Qui suis-je ? Quel est mon identité, mon pedigree, mon label individuel et personnel ? Nada. Basta. Aujourd'hui, je n'ai ni envie ni besoin d'être dénommé ou identifié. Car on ne sort de son mystère voire de son ambiguïté qu'à ses dépens. Je n'ai surtout plus envie ni besoin d' "être" homo ou gay ou quelque qualificatif qu'on voudra. Surtout pas "en être", ni appartenir à aucune tribu ni à quelque chapelle que ce soit. Car je ne "suis" plus homo, ouf ! même si demeurent inchangées mes préférences (homo)érotiques. Certes, le désir est sexué (quand le plaisir, lui, est unisexe) mais ce n'est pas le désir qui identifie un être humain, pas plus que la croyance religieuse ou l'appartenance politique.
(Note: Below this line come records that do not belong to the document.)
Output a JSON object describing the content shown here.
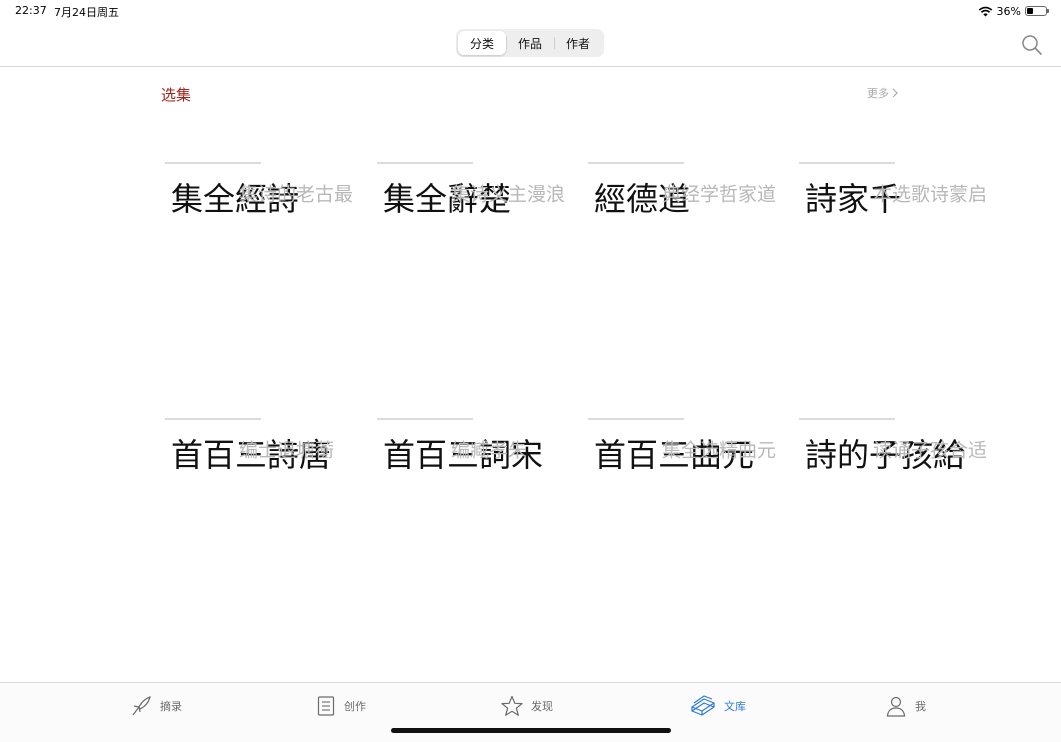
{
  "status_bar": {
    "time": "22:37",
    "date": "7月24日周五",
    "battery_text": "36%",
    "battery_level": 0.36
  },
  "nav": {
    "segments": [
      "分类",
      "作品",
      "作者"
    ],
    "active_segment": 0
  },
  "section": {
    "title": "选集",
    "more": "更多"
  },
  "cards": [
    {
      "title": "詩經全集",
      "subtitle": "最古老的诗集"
    },
    {
      "title": "楚辭全集",
      "subtitle": "浪漫主义诗集"
    },
    {
      "title": "道德經",
      "subtitle": "道家哲学经典"
    },
    {
      "title": "千家詩",
      "subtitle": "启蒙诗歌选本"
    },
    {
      "title": "唐詩三百首",
      "subtitle": "蘅塘退士编"
    },
    {
      "title": "宋詞三百首",
      "subtitle": "朱孝臧编"
    },
    {
      "title": "元曲三百首",
      "subtitle": "元曲精选全集"
    },
    {
      "title": "給孩子的詩",
      "subtitle": "适合孩子诵读"
    }
  ],
  "tabs": [
    {
      "label": "摘录",
      "icon": "quill-pen-icon"
    },
    {
      "label": "创作",
      "icon": "notebook-icon"
    },
    {
      "label": "发现",
      "icon": "star-icon"
    },
    {
      "label": "文库",
      "icon": "books-icon"
    },
    {
      "label": "我",
      "icon": "person-icon"
    }
  ],
  "active_tab": 3,
  "colors": {
    "accent_red": "#a3241c",
    "tab_active_blue": "#2f7bd6",
    "subtitle_gray": "#b8b8b8"
  }
}
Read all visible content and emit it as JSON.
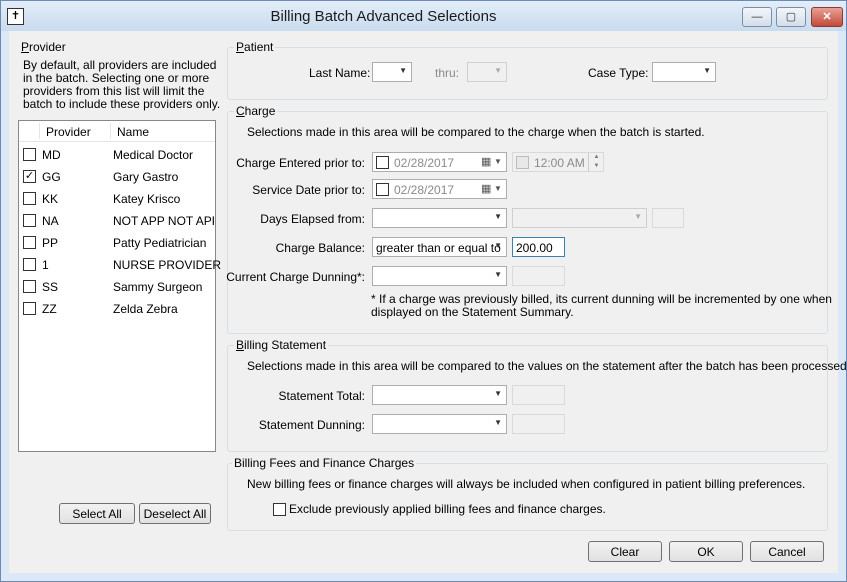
{
  "window": {
    "title": "Billing Batch Advanced Selections",
    "app_icon": "✝",
    "minimize": "—",
    "maximize": "▢",
    "close": "✕"
  },
  "provider": {
    "group_label": "Provider",
    "description_lines": [
      "By default, all providers are included",
      "in the batch. Selecting one or more",
      "providers from this list will limit the",
      "batch to include these providers only."
    ],
    "columns": [
      "Provider",
      "Name"
    ],
    "rows": [
      {
        "code": "MD",
        "name": "Medical  Doctor",
        "checked": false,
        "check_mark": ""
      },
      {
        "code": "GG",
        "name": "Gary  Gastro",
        "checked": true,
        "check_mark": "✓"
      },
      {
        "code": "KK",
        "name": "Katey Krisco",
        "checked": false,
        "check_mark": ""
      },
      {
        "code": "NA",
        "name": "NOT APP NOT APPL",
        "checked": false,
        "check_mark": ""
      },
      {
        "code": "PP",
        "name": "Patty Pediatrician",
        "checked": false,
        "check_mark": ""
      },
      {
        "code": "1",
        "name": "NURSE PROVIDER",
        "checked": false,
        "check_mark": ""
      },
      {
        "code": "SS",
        "name": "Sammy Surgeon",
        "checked": false,
        "check_mark": ""
      },
      {
        "code": "ZZ",
        "name": "Zelda Zebra",
        "checked": false,
        "check_mark": ""
      }
    ],
    "select_all": "Select All",
    "deselect_all": "Deselect All"
  },
  "patient": {
    "group_label": "Patient",
    "last_name_label": "Last Name:",
    "last_name_value": "",
    "thru_label": "thru:",
    "thru_value": "",
    "case_type_label": "Case Type:",
    "case_type_value": ""
  },
  "charge": {
    "group_label": "Charge",
    "description": "Selections made in this area will be compared to the charge when the batch is started.",
    "entered_prior_label": "Charge Entered prior to:",
    "entered_prior_date": "02/28/2017",
    "entered_prior_time": "12:00 AM",
    "service_date_label": "Service Date prior to:",
    "service_date": "02/28/2017",
    "days_elapsed_label": "Days Elapsed from:",
    "days_elapsed_value": "",
    "days_elapsed_op": "",
    "days_elapsed_num": "",
    "balance_label": "Charge Balance:",
    "balance_operator": "greater than or equal to",
    "balance_value": "200.00",
    "dunning_label": "Current Charge Dunning*:",
    "dunning_value": "",
    "dunning_num": "",
    "footnote_lines": [
      "* If a charge was previously billed, its current dunning will be incremented by one when",
      "displayed on the Statement Summary."
    ]
  },
  "billing_statement": {
    "group_label": "Billing Statement",
    "description": "Selections made in this area will be compared to the values on the statement after the batch has been processed.",
    "total_label": "Statement Total:",
    "total_value": "",
    "total_num": "",
    "dunning_label": "Statement Dunning:",
    "dunning_value": "",
    "dunning_num": ""
  },
  "fees": {
    "group_label": "Billing Fees and Finance Charges",
    "description": "New billing fees or finance charges will always be included when configured in patient billing preferences.",
    "exclude_label": "Exclude previously applied billing fees and finance charges.",
    "exclude_checked": false
  },
  "buttons": {
    "clear": "Clear",
    "ok": "OK",
    "cancel": "Cancel"
  },
  "icons": {
    "dropdown": "▼",
    "calendar": "▦",
    "spin_up": "▲",
    "spin_down": "▼"
  }
}
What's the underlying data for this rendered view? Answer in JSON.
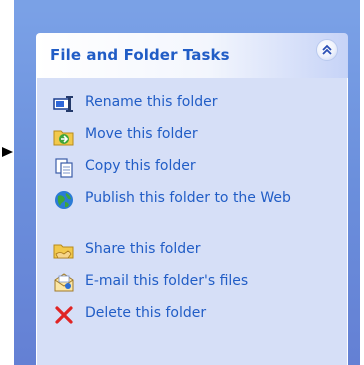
{
  "panel": {
    "title": "File and Folder Tasks",
    "collapse_icon": "double-chevron-up-icon"
  },
  "tasks": [
    {
      "label": "Rename this folder",
      "icon": "rename-icon"
    },
    {
      "label": "Move this folder",
      "icon": "move-folder-icon"
    },
    {
      "label": "Copy this folder",
      "icon": "copy-icon"
    },
    {
      "label": "Publish this folder to the Web",
      "icon": "publish-web-globe-icon"
    },
    {
      "label": "Share this folder",
      "icon": "share-folder-icon"
    },
    {
      "label": "E-mail this folder's files",
      "icon": "email-envelope-icon"
    },
    {
      "label": "Delete this folder",
      "icon": "delete-x-icon"
    }
  ],
  "colors": {
    "pane_blue": "#6b8fdc",
    "link_blue": "#215dc6",
    "body_bg": "#d6dff7"
  },
  "pointer_icon": "arrow-pointer-icon"
}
Ce genre d'amalgame m'est devenu odieux et insupportable, surtout fallacieux. Il faut cesser de se payer de mots, de jongler avec les étiquettes, de faire de manière terroriste des ratatouilles genrées et d'accumuler grotesquement les initiales dénominatrices et toutes plus dominatrices les unes que les autres : L, G, B, T, Q, R, S, T+ etc. Car l'identité ontologique est un leurre. La culture gay une construction sociale voire médiatique.Le "deviens qui tu es" un sophisme creux. À la rigueur, malgré son odieux relent pharmaceutique hérité du XIXe siècle, "homosexuel" peut désigner un qualificatif, comme "blanc", "droitier", "athée", "rouquin", etc. Mais jamais plus pour moi une assignation à identité personnelle, pire, une péremptoire dénomination ontologique. Ou une injonction sociale. Pas même une militance obligée... Il y une vingtaine d'années, mon coming-out fut aussi tonitruant que tardif. Certes, je ne regrette rien mais je suis aujourd'hui perplexe, dubitatif et, si c'était à refaire, je ne le referais pas. Ni envie ni besoin. Finis l'obsession narcissique et le suivisme communautaire. Ou plutôt mon seul besoin, si vraiment j'en ressentais un : devenir de plus en plus libre, désaliéné, non identifié, passe partout et passe muraille, pour partir à la conquête du Secret de mon être et de sa foncière incommunicabilité. Car c'est dit, mon petit moi n'intéresse que moi (à la rigueur et par intermittence !) et j'interdis désormais à quiconque de le nommer, de le désigner, de prétendre le cataloguer pour mieux l'apprivoiser et l'instrumentaliser.

Circulez, badauds bedonnants, il n'y a rien à voir ! Juste une ombre... une trace... une interrogation... la décence et la délectation du Silence.